L’œil le plus prévenu contre l’hiatus est satisfait en lisant ces vers, mais l’oreille ?… Essayez de les déclamer et vous verrez que vous éprouverez tous les effets de l’hiatus, puisque la liaison écrite se fond dans la prononciation. D’ailleurs, soyez logiques.

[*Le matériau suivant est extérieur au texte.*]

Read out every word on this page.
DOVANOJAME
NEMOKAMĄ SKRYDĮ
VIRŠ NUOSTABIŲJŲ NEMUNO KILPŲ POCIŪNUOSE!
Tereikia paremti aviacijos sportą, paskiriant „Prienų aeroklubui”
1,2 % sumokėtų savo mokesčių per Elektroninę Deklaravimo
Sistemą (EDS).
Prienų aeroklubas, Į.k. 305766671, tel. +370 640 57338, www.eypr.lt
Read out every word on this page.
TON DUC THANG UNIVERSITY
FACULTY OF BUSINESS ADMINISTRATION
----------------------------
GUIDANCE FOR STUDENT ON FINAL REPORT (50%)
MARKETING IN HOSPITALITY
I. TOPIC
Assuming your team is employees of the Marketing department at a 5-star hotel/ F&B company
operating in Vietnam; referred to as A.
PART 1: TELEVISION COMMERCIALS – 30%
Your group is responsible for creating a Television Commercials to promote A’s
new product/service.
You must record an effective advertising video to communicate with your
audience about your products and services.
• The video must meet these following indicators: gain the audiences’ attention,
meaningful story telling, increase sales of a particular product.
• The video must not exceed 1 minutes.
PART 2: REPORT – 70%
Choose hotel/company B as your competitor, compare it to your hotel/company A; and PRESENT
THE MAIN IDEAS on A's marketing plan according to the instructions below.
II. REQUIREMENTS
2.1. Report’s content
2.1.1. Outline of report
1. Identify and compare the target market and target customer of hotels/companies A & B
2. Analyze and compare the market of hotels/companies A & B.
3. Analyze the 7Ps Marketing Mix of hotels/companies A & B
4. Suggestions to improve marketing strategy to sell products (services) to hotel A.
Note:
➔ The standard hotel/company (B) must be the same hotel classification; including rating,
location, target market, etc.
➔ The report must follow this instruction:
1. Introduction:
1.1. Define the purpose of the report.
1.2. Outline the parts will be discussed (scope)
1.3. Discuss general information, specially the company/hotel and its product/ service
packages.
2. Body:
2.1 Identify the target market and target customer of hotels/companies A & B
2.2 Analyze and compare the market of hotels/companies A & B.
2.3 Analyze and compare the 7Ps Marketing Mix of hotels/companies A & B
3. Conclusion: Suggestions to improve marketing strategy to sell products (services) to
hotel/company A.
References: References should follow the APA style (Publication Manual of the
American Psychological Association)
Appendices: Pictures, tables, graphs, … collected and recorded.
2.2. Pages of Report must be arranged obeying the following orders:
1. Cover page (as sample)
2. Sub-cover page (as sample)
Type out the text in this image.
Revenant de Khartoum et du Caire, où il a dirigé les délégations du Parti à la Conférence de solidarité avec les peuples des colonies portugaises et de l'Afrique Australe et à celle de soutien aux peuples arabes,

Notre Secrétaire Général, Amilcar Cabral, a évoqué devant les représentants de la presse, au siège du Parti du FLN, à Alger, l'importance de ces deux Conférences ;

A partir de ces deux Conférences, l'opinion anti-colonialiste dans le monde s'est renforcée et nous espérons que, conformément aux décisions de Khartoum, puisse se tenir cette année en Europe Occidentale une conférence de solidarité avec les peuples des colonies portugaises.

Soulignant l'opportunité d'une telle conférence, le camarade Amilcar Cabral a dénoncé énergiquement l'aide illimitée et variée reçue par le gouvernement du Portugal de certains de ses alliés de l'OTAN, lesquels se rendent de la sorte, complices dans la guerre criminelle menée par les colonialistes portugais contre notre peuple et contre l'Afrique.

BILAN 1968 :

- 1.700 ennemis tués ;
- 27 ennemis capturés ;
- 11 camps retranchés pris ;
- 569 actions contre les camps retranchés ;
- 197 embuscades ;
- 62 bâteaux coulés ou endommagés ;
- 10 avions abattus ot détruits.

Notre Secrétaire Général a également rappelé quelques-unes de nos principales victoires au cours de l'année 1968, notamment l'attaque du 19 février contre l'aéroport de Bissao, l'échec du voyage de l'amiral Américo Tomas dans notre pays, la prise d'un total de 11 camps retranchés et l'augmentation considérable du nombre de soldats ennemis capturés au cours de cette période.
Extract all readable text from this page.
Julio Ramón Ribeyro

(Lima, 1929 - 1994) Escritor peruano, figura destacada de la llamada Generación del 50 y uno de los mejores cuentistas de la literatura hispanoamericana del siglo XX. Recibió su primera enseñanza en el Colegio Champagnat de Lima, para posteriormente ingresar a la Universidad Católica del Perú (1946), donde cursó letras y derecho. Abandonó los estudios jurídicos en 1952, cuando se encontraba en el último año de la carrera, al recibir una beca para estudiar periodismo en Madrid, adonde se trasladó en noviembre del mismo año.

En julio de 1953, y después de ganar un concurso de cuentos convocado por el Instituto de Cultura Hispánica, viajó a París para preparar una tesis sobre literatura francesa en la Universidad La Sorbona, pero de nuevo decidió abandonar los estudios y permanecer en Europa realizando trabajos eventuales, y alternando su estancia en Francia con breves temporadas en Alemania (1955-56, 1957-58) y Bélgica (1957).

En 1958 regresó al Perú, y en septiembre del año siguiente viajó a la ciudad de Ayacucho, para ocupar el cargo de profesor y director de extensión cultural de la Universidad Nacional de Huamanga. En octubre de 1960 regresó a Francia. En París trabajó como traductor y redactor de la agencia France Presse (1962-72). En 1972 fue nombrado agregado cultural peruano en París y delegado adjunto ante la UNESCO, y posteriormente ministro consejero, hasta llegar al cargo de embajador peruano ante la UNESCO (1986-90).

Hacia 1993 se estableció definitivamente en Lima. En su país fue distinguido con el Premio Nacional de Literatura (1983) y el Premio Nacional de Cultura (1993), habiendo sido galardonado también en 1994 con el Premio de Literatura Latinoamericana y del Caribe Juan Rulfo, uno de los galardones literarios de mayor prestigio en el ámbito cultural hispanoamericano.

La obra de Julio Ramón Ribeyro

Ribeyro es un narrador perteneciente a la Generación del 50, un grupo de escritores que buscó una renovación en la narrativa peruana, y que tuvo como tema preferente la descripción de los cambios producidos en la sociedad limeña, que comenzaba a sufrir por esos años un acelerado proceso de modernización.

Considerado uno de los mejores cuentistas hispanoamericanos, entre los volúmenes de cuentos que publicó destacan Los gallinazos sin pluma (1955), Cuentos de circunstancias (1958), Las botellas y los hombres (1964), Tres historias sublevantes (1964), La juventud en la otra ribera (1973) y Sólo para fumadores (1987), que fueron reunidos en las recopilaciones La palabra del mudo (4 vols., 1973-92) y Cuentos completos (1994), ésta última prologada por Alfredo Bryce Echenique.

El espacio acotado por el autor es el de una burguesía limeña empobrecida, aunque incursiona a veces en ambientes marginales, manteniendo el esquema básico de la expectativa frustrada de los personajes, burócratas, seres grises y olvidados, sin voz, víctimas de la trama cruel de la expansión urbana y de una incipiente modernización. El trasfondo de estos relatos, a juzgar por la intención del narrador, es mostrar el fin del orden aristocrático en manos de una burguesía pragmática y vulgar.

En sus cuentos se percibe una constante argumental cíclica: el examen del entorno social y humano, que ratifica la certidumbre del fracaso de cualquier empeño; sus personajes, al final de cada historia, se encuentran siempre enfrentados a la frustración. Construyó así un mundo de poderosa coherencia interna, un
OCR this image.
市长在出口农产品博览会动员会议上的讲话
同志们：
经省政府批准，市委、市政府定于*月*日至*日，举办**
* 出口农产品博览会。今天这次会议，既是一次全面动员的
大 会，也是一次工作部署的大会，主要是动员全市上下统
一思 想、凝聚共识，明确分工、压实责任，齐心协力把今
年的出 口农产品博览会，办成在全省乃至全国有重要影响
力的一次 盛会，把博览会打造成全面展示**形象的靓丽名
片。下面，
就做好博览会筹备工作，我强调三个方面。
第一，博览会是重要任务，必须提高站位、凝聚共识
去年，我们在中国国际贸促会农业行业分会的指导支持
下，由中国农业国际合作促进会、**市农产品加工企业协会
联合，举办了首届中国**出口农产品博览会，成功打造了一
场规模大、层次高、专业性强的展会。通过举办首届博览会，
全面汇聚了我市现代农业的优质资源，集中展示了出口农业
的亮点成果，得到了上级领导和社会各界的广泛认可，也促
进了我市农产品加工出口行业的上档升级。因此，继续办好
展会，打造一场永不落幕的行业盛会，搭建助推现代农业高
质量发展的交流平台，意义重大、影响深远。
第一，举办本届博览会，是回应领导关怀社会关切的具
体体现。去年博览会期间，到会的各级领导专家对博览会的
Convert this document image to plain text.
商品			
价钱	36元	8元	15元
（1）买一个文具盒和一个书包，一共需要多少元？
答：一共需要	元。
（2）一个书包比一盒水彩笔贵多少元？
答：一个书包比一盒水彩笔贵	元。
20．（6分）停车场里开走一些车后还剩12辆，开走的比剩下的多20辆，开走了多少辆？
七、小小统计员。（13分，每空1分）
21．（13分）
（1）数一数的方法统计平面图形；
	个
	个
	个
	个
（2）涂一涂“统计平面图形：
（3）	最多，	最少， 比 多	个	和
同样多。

Si l’hiatus provenant de la rencontre de deux mots est désagréable, pourquoi celui provenant {p. 128}de la rencontre de deux voyelles dans le même mot le serait-il moins ? Pourquoi M. Mendès emploie-t-il des mots comme : Idéal, Héroïsme, Hyménéen, Antinoüs, Noël, Oréade, etc., entachés d’hiatus ? M. Anatole France a noté que le charme de certains noms de femme : Pholoë, Chloë, Pasiphaë, provenait justement de ce glissement de deux voyelles l’une sur l’autre.

L’hiatus peut donc être une source d’harmonie et ajouter au vers une beauté nouvelle.

Il ne s’agit que de le réglementer. Ainsi Ronsard, dans son Abrégé, bannit les hiatus désagréables à l’oreille ; dans ses poèmes, il admet volontiers « tu as », « qui ouvre », « si elle », etc., qui n’ont rien que d’harmonieux. C’est une règle sage.

Musset n’a-t-il pas dit :

                              … Ah ! folle que tu es
Comme je t’aimerais demain si tu vivais !

sans que l’oreille en soit incommodée ?

La Plume §

{p. 129}Léon Deschamps était venu de sa province pour conquérir Paris avec deux volumes, l’un de vers : À la gueule du monstre, l’autre de prose, le Village. Son insuccès, loin de l’abattre, fut pour son activité un nouveau coup de fouet. C’est alors qu’il fonda la Plume, qui devait avoir une si bruyante destinée. Son premier numéro parut le 15 avril 1889.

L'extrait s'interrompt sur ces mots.